What these two crises reveal is that some corporations and their leaders aren’t very good at making decisions that take full account of the risks they and their companies are taking. It is a truism that human beings do what they are rewarded to do. But the corporate structure these days rewards bad behavior. The problem is that the corporate veil protects the decision makers from the consequences of their decisions and, accordingly, they are encouraged to take asymmetrical risks — huge paydays for them if everything works out; huge consequences for us if they don’t. As Senator Christopher Dodd correctly said in April 2008, during the first Senate hearing about the unfolding financial crisis, “We’ve socialized risk and we’ve privatized reward.”
Unfortunately, the financial reform legislation that Senator Dodd and his colleagues are working so hard on to make law does nothing to change that dynamic. Nowhere in the approximately 1,500 pages of the proposed bill is there anything about making Wall Street executives financially and legally liable for their decisions, as they once were when Wall Street was a series of private partnerships and a partner’s entire net worth was on the line every day. Talk about accountability! But that ethic was lost 40 years ago when Donaldson, Lufkin & Jenrette went public and the rest of Wall Street followed soon thereafter.

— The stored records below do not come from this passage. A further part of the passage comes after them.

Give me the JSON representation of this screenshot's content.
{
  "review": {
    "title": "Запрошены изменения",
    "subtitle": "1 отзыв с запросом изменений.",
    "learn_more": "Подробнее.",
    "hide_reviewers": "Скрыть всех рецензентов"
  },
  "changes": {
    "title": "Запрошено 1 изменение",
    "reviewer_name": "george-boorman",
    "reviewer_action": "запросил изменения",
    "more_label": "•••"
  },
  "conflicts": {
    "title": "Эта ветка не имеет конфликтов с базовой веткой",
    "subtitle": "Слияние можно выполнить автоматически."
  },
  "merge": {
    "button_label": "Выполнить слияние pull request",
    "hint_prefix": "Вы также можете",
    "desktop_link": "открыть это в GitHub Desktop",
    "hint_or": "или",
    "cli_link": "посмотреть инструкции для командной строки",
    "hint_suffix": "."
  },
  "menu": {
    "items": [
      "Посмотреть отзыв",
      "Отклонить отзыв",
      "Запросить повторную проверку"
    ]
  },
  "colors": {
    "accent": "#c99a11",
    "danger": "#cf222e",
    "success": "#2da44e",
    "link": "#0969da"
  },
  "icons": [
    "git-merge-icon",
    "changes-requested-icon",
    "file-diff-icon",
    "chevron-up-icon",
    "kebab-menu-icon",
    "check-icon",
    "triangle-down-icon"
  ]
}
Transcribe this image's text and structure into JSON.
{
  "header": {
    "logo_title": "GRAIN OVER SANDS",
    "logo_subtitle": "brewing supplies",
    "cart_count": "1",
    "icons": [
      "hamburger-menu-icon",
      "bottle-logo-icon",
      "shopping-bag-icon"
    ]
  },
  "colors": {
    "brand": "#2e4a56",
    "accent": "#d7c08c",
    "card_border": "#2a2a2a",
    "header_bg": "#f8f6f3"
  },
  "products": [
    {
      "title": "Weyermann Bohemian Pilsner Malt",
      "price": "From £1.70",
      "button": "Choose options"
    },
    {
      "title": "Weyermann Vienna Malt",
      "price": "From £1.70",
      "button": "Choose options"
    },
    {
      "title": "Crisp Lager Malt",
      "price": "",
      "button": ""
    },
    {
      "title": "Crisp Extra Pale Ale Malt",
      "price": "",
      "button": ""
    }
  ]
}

As a result, our financial crises come fast and furious these days, since Wall Street bankers and traders get rewarded for selling, and generating revenue, not for worrying about what they create. The time has come for actions to have consequences. You can be sure that if Jimmy Cayne, the former C.E.O. of Bear Stearns, or Dick Fuld, the former C.E.O. of Lehman Brothers, had their entire net-worth on the line every day instead of being able to gamble with the house’s money, they would have been much more focused on the risks their firms were taking.
Americans are angry, and rightly so. One measure of how far in the public’s estimation Goldman has fallen off its once lofty perch came from an NBC/Wall Street Journal poll of 1,000 adults last month. Goldman’s positive approval rating stood at just 4 percent, below that of BP, at 11 percent, and that of Toyota, the Japanese car manufacturer experiencing acute quality problems, at 31 percent. Goldman’s negative ratings clocked in at 50 percent, fairly dreadful for a firm that was No. 8 on Fortune’s 2010 list of the world’s most admired companies, up seven spots from 2009. (Toyota was number seven on the list.)
Although there is no equivalent (yet) of the “spill-cam” in front 200 West Street — the site of Goldman’s sparkling $2.1 billion headquarters building across from Ground Zero — perhaps there should be, because it sure seems that what Goldman and other Wall Street firms are manufacturing every day has proved every bit as toxic as what’s spewing from a pipe at the bottom of the Gulf of Mexico. High-def, please.